MacLeod nodded. He had known that would be her answer before he even asked. “Your things are at the Jordanian Ambassador’s residence. Your delegation has moved there. More secure.”
Maral was looking tired already. “I don’t think anything can ever be secure enough.”
A convoy of police and security vehicles ferried the Palestinians from the secure compound of the Jordanian Embassy to the even more heavily armed and gated Israeli Embassy, where the leaders of the opposing sides would meet to sign the East Jerusalem agreement. In the back of one of the cars, Maral was uncharacteristically quiet. The somber suit that she wore only enhanced the pallor of her usually vibrant complexion. The strain of the event was already beginning to tell on her, and it hadn’t even begun. She opened up her handbag and checked her hair in a small mirror for the third time.
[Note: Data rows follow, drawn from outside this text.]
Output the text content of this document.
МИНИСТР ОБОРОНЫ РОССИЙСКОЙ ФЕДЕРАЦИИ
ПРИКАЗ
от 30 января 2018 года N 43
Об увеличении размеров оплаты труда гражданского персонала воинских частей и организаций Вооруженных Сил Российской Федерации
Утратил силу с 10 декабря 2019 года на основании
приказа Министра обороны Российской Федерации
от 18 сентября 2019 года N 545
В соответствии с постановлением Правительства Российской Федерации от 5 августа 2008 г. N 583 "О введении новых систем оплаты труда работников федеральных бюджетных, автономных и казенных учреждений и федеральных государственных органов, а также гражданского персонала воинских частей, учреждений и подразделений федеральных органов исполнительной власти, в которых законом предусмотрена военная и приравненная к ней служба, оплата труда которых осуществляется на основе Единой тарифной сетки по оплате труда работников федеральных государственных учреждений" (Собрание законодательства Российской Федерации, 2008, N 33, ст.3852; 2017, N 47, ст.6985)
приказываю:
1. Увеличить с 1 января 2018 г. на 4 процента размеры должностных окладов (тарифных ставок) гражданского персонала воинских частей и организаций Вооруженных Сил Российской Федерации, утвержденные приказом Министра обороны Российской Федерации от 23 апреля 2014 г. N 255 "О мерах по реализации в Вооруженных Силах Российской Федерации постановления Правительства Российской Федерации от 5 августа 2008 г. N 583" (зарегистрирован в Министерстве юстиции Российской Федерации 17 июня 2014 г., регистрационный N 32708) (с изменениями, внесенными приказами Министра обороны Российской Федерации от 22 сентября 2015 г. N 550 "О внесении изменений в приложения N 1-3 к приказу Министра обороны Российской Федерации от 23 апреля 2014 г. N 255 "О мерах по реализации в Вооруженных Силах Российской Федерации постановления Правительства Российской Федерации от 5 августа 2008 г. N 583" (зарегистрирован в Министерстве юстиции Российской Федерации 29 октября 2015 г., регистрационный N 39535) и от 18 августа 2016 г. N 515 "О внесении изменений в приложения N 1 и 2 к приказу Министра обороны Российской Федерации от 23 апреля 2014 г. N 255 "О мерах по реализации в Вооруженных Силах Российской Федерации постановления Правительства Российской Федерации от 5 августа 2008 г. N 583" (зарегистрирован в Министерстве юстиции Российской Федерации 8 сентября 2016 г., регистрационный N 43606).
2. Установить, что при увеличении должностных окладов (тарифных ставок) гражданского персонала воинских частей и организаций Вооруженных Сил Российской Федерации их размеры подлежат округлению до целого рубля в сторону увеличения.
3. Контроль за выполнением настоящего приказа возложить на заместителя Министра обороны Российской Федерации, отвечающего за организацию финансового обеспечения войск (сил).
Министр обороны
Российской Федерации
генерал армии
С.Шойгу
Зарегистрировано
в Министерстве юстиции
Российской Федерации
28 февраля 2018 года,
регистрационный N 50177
“Maral, you look fine,” MacLeod, sitting next to her, reassured her.
She put the mirror away self-consciously. “I just need something to do with my hands,” she explained. He reached out and took her hand in his.
“How’s this?” he asked, and she smiled gratefully at him, sitting there so calmly, strong and handsome in his own dark suit. She ran her free hand up his forearm. “These are beautiful,” she said, admiring the golden studs securing the cuffs of his hand-tailored shirt. “Are you going to tell me they were made by some quaint East African tribe?”
“Would you believe West African?” MacLeod said with a grin, content to make small talk with her all night, if it would help relax her. “Aborigine?”
The car slowed at the gate to the Israeli Embassy, and the driver showed their credentials to the gate guard. As they were stopped. MacLeod noticed Maral shiver from a sudden chill.